I recently listened to a great podcast put together by, “The Spirit of Shankly” – a Liverpool Football Club supporters group. It includes a range of insights into Financial Fair Play by a variety of professionals with expertise in many areas. The podcast, obviously, focuses mainly on its impact on Liverpool Football Club and is a good listen for those looking to understand how the regulations affect a club of Liverpool’s size.

However, the podcast includes a mind-numbingly patronising, uninformative attempt by one of Michel Platini’s advisers, William Gaillard, to justify Financial Fair Play. This letter is not an attack on the creators of the podcast. On the contrary, like I previously said, the podcast itself is very good. All of the other experts speak informatively about the regulations and I certainly learnt a lot from listening to it. It is just William Gaillard’s release of an abundance of patronising and contradictory hot air that I considered to be extremely offensive. He even took the time to explain to us common, unintelligent dim-wits the complicated business principle that, if a business generates more debt than it does revenue, it is not a good thing. Thanks a lot William! You truly are a spectacular educator.

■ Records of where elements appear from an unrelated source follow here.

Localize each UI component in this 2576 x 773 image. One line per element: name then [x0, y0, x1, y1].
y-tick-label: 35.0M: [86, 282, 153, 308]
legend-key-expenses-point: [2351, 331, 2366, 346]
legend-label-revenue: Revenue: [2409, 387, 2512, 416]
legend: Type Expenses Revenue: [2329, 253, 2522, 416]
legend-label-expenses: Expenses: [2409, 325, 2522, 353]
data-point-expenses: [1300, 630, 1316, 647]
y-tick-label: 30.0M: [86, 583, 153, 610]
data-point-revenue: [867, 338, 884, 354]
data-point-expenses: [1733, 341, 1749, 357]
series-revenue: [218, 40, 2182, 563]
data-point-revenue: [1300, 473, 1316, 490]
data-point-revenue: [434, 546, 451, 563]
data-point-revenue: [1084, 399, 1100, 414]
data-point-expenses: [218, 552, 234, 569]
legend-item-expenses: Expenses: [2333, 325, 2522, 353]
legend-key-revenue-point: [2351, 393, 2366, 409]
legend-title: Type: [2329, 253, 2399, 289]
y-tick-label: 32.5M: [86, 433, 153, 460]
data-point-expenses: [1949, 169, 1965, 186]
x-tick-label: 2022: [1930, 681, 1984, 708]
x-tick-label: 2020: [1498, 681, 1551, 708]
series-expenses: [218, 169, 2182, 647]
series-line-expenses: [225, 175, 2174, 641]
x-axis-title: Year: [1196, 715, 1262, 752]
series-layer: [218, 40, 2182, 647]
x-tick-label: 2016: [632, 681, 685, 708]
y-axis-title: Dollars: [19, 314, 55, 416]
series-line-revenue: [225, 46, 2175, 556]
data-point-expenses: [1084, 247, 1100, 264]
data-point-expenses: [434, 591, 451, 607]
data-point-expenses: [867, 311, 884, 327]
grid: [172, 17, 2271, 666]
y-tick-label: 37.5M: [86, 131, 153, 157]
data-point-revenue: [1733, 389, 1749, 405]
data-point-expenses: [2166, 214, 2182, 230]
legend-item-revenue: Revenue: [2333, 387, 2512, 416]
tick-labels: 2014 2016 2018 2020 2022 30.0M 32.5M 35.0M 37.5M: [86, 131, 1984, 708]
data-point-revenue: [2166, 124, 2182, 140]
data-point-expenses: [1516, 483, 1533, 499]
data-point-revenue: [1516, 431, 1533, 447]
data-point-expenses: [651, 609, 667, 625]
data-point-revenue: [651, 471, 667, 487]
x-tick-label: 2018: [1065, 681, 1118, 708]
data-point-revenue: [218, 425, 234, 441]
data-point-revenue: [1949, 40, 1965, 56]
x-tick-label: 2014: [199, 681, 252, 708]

He then says that, out of the kindness of his heart and everyone’s heart at UEFA, they have decided to help clubs become aware of this incredibly complicated issue (I’m not even exaggerating. Give it a listen!). Once again, thank you William! I’m sure the chairmen and boards of directors, each with decades of commercial experience, appreciate such insightful guidance. The interviewer, in a relaxed tone, picks up on the fact that he “sounds like he is speaking to primary school children”before William begins his barrage of, to put it politely, utter rubbish. And here is what he says:

“Many clubs have been used to rely on sugar daddies; people willing to spend their personal income in order to subsidise a football club… This generates transfer and wage expenditure inflation because some clubs have almost unlimited means… Other clubs trying to catch up and be competitive then have to do the same without a sugar daddy behind them.”William is stating that wealthy benefactors enable some clubs to be able to out-compete others in the transfer and wage market. As a consequence, clubs without the same resources can either accept their uncompetitive position or overspend. This isn’t fair or sustainable. And, guess what? William is absolutely right. How can it be fair? Of course it isn’t fair! Nobody can argue with that point!

But we, the general public, are not mugs. We know that Financial Fair Play does not eliminate this unfairness and you can hear that straight from the mouth of my good friend William. He says, “We wanted… to make clubs’ revenues match their expenditure.” And that is exactly what the Financial Fair Play Rules do. The consequence being that clubs with higher sources of revenue, Manchester United, Chelsea, Arsenal, Liverpool, Tottenham Hotspur and Manchester City, can spend more than the likes of Swansea, Norwich, Stoke, Everton etc thus consistently outcompeting them in the transfer and wage market.

But hold on a minute William! I thought that this leads to “transfer and wage inflation”? INFLATION!!!! AHHHH. It’s a scary word. A word which William and his friends correctly use to describe the effect of a financial imbalance which currently swarms the football industry. But William negates to explain that such an imbalance will be equally (if not more indefinitely!) present in a post-Financial Fair Play world.
Dear William and UEFA. We, run-of-the-mill football fans, can accept that you may implement a policy that we disagree with. We can accept that you might get things wrong and can even accept with great regret and pity that you may be inherently incompetent. But we will not accept deceitful nonsense.